A distinguished professor emeritus at Morgan State University, he wrote many important books, essays, and articles on African American film. Most noted among his books was Slow Fade to Black: The Negro in American Film, 1900-1942; others were Black Film as Genre and Making Movies Black: The Hollywood Message Movie from World War II to the Civil Rights Era.

Among his many influential essays were “The Negro Reaction to ‘The Birth of a Nation’,” which won the 1962 George P. Hammond Prize, and “Movies, Race and World War II,” which was awarded the 1982 Charles Thompson Prize from the Organization of American Historians and the Archives of the United States.

Cripps was also very active in television and radio production – for example, as the writer of Black Shadows on the Silver Screen (1975), a television documentary about pre-1950 “race films” that catered to black audiences. Ossie Davis narrated the film, which Stephen York directed.

Cripps spoke about the black history of American film throughout the United States and further afield, at many film and cultural institutions and universities, and received many grants and fellowships from such organizations as the National Endowment for the Humanities, the American Council of Learned Societies, and the Rockefeller Foundation Study Center.

Since his death, many colleagues have recalled fondly working or conversing with him, over the years. Those include another eminent film historian, Paul C. Spehr, who recalls here his long association with Thomas Cripps:

“Thomas Cripps, PhD was a native Baltimorean and a long time professor at Morgan State University in Baltimore. He was also the father of the study of the history of films for and by African Americans. His several books, especially Slow Fade to Black (1977) and his early papers were standard setters. He was a model of the ability of academics to contribute to moving image archives.

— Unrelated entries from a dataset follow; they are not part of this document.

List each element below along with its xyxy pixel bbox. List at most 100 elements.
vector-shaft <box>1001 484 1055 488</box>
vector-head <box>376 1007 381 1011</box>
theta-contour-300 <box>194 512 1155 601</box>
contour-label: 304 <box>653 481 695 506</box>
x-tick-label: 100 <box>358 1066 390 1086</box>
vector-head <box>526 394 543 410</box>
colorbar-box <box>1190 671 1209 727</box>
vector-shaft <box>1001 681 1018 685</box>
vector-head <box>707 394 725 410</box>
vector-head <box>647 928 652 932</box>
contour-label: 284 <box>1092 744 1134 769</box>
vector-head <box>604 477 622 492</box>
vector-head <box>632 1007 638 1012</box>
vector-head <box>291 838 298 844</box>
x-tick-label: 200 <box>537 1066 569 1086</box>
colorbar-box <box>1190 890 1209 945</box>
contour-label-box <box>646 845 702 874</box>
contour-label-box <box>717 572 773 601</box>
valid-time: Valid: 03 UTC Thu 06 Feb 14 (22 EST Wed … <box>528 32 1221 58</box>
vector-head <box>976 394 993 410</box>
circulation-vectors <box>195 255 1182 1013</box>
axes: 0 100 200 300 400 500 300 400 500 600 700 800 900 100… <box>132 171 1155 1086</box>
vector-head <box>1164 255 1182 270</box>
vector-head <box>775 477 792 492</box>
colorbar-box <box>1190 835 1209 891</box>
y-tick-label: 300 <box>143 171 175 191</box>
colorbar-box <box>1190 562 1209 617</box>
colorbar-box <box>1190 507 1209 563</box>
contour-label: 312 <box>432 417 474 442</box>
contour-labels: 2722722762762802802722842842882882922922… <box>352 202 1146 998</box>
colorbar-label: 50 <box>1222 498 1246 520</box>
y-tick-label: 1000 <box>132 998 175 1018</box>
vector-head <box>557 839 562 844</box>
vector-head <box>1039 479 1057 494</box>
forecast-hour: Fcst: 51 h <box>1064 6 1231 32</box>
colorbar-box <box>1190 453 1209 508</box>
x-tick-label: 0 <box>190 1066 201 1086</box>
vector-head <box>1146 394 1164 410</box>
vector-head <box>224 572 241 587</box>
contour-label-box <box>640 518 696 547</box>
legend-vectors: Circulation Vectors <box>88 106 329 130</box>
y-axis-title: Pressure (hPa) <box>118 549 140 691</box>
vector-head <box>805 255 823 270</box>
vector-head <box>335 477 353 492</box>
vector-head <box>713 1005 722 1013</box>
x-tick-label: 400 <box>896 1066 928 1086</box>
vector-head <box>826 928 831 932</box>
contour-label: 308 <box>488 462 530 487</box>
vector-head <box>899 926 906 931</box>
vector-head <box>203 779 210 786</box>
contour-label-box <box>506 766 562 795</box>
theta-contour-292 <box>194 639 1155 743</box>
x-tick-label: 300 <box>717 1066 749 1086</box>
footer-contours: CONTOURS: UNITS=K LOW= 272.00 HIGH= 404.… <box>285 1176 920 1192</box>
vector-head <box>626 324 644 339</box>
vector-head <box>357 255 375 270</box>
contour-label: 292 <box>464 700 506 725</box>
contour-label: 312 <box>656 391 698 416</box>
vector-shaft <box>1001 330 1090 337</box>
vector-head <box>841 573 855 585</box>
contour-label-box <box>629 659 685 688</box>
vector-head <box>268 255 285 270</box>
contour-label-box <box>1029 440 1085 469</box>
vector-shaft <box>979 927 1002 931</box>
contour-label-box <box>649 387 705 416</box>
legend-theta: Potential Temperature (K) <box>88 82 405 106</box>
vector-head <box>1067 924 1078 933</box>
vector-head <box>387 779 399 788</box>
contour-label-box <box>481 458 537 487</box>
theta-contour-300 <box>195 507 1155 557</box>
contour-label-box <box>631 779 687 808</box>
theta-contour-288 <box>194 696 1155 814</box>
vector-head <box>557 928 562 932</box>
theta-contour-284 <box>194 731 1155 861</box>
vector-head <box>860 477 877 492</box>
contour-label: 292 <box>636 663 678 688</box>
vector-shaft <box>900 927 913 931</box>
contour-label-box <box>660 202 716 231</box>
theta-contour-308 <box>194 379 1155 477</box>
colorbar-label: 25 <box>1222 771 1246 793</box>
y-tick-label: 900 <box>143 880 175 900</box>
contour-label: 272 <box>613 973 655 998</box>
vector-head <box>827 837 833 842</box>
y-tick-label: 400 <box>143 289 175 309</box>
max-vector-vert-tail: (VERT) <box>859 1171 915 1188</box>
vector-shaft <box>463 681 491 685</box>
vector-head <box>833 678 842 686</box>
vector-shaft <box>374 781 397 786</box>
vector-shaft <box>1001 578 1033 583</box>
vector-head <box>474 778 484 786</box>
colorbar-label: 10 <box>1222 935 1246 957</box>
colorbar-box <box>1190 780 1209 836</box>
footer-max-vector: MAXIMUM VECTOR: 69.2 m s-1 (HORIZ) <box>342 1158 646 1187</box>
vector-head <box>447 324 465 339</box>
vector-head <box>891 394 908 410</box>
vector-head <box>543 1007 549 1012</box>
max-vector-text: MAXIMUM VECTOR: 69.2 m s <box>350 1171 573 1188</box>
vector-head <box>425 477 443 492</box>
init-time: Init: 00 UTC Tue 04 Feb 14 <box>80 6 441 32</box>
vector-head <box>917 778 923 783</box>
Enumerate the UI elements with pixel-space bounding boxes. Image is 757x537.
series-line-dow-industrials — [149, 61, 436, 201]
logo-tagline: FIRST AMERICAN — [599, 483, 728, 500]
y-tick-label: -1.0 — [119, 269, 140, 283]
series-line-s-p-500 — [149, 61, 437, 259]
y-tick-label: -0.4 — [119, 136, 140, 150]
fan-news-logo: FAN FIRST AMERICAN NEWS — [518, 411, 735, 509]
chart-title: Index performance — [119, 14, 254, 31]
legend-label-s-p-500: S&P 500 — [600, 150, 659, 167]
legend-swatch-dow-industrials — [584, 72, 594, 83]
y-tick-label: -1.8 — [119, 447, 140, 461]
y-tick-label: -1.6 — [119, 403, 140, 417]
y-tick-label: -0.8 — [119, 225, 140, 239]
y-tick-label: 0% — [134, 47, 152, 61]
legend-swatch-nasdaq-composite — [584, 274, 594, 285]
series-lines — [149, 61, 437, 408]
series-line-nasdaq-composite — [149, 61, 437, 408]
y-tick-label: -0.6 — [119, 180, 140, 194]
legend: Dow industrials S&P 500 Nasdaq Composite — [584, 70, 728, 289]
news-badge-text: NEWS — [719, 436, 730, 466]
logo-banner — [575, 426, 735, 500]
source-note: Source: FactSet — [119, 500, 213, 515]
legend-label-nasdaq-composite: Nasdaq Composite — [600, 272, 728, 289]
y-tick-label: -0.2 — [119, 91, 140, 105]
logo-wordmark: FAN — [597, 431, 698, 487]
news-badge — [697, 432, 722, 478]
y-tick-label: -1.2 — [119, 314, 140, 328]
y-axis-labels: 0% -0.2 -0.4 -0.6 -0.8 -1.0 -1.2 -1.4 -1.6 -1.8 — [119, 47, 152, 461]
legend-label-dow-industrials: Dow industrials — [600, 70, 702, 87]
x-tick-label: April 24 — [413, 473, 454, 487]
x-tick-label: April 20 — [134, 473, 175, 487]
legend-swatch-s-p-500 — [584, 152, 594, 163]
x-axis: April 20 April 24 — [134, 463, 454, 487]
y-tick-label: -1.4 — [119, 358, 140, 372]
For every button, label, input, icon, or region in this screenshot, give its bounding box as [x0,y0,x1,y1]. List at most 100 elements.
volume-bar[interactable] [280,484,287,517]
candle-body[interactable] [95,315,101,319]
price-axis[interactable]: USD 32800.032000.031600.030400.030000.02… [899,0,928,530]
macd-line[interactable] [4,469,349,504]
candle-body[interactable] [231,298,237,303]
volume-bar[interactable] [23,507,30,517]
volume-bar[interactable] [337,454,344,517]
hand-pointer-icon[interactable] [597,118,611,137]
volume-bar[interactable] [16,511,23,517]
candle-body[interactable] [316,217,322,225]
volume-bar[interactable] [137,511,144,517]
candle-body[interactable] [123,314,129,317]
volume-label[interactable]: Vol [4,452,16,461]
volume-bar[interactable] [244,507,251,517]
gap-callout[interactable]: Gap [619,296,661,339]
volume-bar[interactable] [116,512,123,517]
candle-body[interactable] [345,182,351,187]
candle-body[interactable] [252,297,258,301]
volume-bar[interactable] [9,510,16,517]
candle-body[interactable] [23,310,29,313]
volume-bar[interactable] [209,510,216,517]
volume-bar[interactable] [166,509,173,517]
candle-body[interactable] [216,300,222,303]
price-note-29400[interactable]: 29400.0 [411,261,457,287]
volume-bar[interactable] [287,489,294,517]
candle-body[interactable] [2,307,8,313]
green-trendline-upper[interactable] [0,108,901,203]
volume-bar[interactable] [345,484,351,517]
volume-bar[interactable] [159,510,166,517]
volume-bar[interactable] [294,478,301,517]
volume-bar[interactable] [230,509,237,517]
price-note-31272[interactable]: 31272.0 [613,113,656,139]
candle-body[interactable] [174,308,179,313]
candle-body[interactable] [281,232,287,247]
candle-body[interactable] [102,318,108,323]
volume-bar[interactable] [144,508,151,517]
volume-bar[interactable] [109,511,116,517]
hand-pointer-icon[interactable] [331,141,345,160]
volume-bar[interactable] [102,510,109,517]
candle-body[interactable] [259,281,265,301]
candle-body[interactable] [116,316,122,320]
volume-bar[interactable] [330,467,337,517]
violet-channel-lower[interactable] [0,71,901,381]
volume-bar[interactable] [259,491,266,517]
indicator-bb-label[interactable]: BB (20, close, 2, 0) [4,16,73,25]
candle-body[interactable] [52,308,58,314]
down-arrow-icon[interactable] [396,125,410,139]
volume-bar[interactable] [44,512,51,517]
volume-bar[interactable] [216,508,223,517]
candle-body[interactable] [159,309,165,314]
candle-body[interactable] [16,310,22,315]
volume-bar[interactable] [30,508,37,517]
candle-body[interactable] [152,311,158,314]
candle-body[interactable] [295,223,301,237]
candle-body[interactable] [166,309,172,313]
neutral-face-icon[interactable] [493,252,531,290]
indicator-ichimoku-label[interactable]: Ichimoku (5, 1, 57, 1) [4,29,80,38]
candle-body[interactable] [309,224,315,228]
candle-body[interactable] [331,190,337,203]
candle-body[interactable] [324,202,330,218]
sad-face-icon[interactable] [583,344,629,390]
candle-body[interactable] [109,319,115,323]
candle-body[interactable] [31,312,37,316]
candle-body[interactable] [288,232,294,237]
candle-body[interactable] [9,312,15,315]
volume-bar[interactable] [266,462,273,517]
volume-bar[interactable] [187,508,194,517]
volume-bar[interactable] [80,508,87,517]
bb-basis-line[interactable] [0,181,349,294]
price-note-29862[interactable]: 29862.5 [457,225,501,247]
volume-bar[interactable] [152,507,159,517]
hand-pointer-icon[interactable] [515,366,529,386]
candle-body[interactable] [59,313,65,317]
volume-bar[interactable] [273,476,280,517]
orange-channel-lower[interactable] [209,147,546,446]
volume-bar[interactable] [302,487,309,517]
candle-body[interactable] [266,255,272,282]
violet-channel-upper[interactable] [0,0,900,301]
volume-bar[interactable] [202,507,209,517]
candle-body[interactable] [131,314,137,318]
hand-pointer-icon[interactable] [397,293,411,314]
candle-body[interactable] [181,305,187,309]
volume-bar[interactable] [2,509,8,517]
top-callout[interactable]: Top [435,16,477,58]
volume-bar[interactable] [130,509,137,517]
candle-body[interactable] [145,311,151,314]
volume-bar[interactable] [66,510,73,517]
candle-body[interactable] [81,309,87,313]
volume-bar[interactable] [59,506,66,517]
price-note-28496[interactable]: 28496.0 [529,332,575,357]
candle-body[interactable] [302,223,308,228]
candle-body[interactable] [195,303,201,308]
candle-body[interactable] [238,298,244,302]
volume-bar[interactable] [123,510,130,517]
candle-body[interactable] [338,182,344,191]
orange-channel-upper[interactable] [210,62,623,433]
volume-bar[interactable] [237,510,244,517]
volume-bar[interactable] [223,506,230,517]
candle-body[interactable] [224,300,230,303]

“I met Tom in the early 1960s when he began regular visits to the Motion Picture Collection at the Library of Congress where I worked. Tom was a frequent and welcome visitor for the next few decades. He mined our collections very thoroughly, but he was also friendly and companionable so we got to know each other well.

“Those of us responsible for the assembly and care of historical collections are always delighted when researchers find treasures among the mass of records we assemble. A good researcher doesn’t concentrate on the obvious material that is near the surface. They dig deep, looking for the obscure, but important things, sometimes tidbits, sometimes treasures. Tom was that sort of a scholar. When he came to the Library I think we had one film that had been made for African-American audiences. Our predecessors combined prejudice with contempt for what they regarded as commonplace. Tom changed our minds, showed — proved — that this was a serious mistake.

“When the archive program of the American Film Institute was launched in 1966-1967 building a collection of films for and by African-Americans was a priority. Tom was not only the inspiration for this; he was our valued advisor and guide. AFI’s Archivist, Larry Karr took this as a personal project, with notable success. Much had been lost, but the resources for serious understanding are now in archives and much more accessible. We were his other students and he taught us well and it is a significant part of his heritage.

“Tom prepared the way for the many scholars who have followed him. His articles and books raised the study of African-American cinema from the margins to the center of academic study. He is gone, but his was a life well spent. I am pleased to have known and worked with him.”

Paul C. Spehr is a retired Assistant Chief of the Motion Picture, Broadcasting, and Recorded Sound Division at the US Library of Congress. Among his publications is his compilation American Film Personnel and Company Credits, 1908-1920 (McFarland & Company, 1996) and his biography of a seminal film pioneer, The Man Who Made Movies: W. K. L. Dickson (John Libby Publishing, 2008).